Condacolab’s logo

Introduction

Hi, I am Surbhi, and this blog post is about the work I did over the last three most exciting months in my internship at Quansight Labs. My mentor during the internship was the very amazing Jaime Rodríguez-Guerra. The project I worked on during the internship was condacolab. We will shortly go into what condacolab is, but before that, let’s understand a little about the two familiar names that we see here, which are conda and colab and also why we needed condacolab in the first place.

Why condacolab? 🐍

Colab is a product from Google Research and is widely used by software developers and data scientists today. Some reasons behind its success are:

  • It provides a cloud-based platform to run your code.

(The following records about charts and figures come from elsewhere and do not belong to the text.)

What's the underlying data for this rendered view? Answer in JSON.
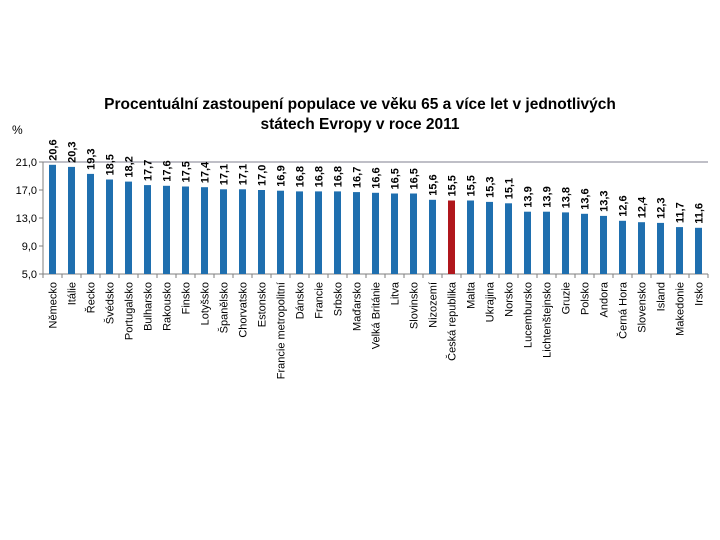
{
  "chart_data": {
    "type": "bar",
    "title_lines": [
      "Procentuální zastoupení populace ve věku 65 a více let v jednotlivých",
      "státech Evropy v roce 2011"
    ],
    "ylabel": "%",
    "xlabel": "",
    "ylim": [
      5,
      21
    ],
    "yticks": [
      "5,0",
      "9,0",
      "13,0",
      "17,0",
      "21,0"
    ],
    "ytick_values": [
      5,
      9,
      13,
      17,
      21
    ],
    "grid": false,
    "legend": "none",
    "colors": {
      "default": "#1f6faf",
      "highlight": "#b0171c",
      "axis": "#7f7f7f",
      "reference_line": "#7f7f8f"
    },
    "reference_line_value": 21,
    "highlight_category": "Česká republika",
    "categories": [
      "Německo",
      "Itálie",
      "Řecko",
      "Švédsko",
      "Portugalsko",
      "Bulharsko",
      "Rakousko",
      "Finsko",
      "Lotyšsko",
      "Španělsko",
      "Chorvatsko",
      "Estonsko",
      "Francie metropolitní",
      "Dánsko",
      "Francie",
      "Srbsko",
      "Maďarsko",
      "Velká Británie",
      "Litva",
      "Slovinsko",
      "Nizozemí",
      "Česká republika",
      "Malta",
      "Ukrajina",
      "Norsko",
      "Lucembursko",
      "Lichtenštejnsko",
      "Gruzie",
      "Polsko",
      "Andora",
      "Černá Hora",
      "Slovensko",
      "Island",
      "Makedonie",
      "Irsko"
    ],
    "values": [
      20.6,
      20.3,
      19.3,
      18.5,
      18.2,
      17.7,
      17.6,
      17.5,
      17.4,
      17.1,
      17.1,
      17.0,
      16.9,
      16.8,
      16.8,
      16.8,
      16.7,
      16.6,
      16.5,
      16.5,
      15.6,
      15.5,
      15.5,
      15.3,
      15.1,
      13.9,
      13.9,
      13.8,
      13.6,
      13.3,
      12.6,
      12.4,
      12.3,
      11.7,
      11.6
    ],
    "value_labels": [
      "20,6",
      "20,3",
      "19,3",
      "18,5",
      "18,2",
      "17,7",
      "17,6",
      "17,5",
      "17,4",
      "17,1",
      "17,1",
      "17,0",
      "16,9",
      "16,8",
      "16,8",
      "16,8",
      "16,7",
      "16,6",
      "16,5",
      "16,5",
      "15,6",
      "15,5",
      "15,5",
      "15,3",
      "15,1",
      "13,9",
      "13,9",
      "13,8",
      "13,6",
      "13,3",
      "12,6",
      "12,4",
      "12,3",
      "11,7",
      "11,6"
    ]
  }
}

This means it is not limited by the user’s computer resources (like RAM, disk space, CPU, or GPU).
  • It comes preinstalled with the most popular Python packages.
  • Its free plan is enough for a lot of use cases.
  • The resulting notebooks can be easily shared.

However, some users might find that Colab has some limitations in some areas, like:

  • Colab is still using and locked to Python 3.7. So, if you need to use any other Python version in Colab, you won’t be able to do that easily.
  • Colab ships many preinstalled packages, but users can only use apt or pip to update or obtain new ones.

This means you won’t be able to use any other package manager like conda, which can be a better option for certain projects and data-science fields. You might be able to do get conda on colab after some hacking, but this kind of workarounds tend to be break often and lack reusability.

To help folks with these limitations and make Colab more user-friendly for conda users, we have condacolab.

What is condacolab, and how does it work?

Condacolab is a tool that lets you deploy a Miniconda installation easily on Google Colab notebooks and use conda or mamba in colab.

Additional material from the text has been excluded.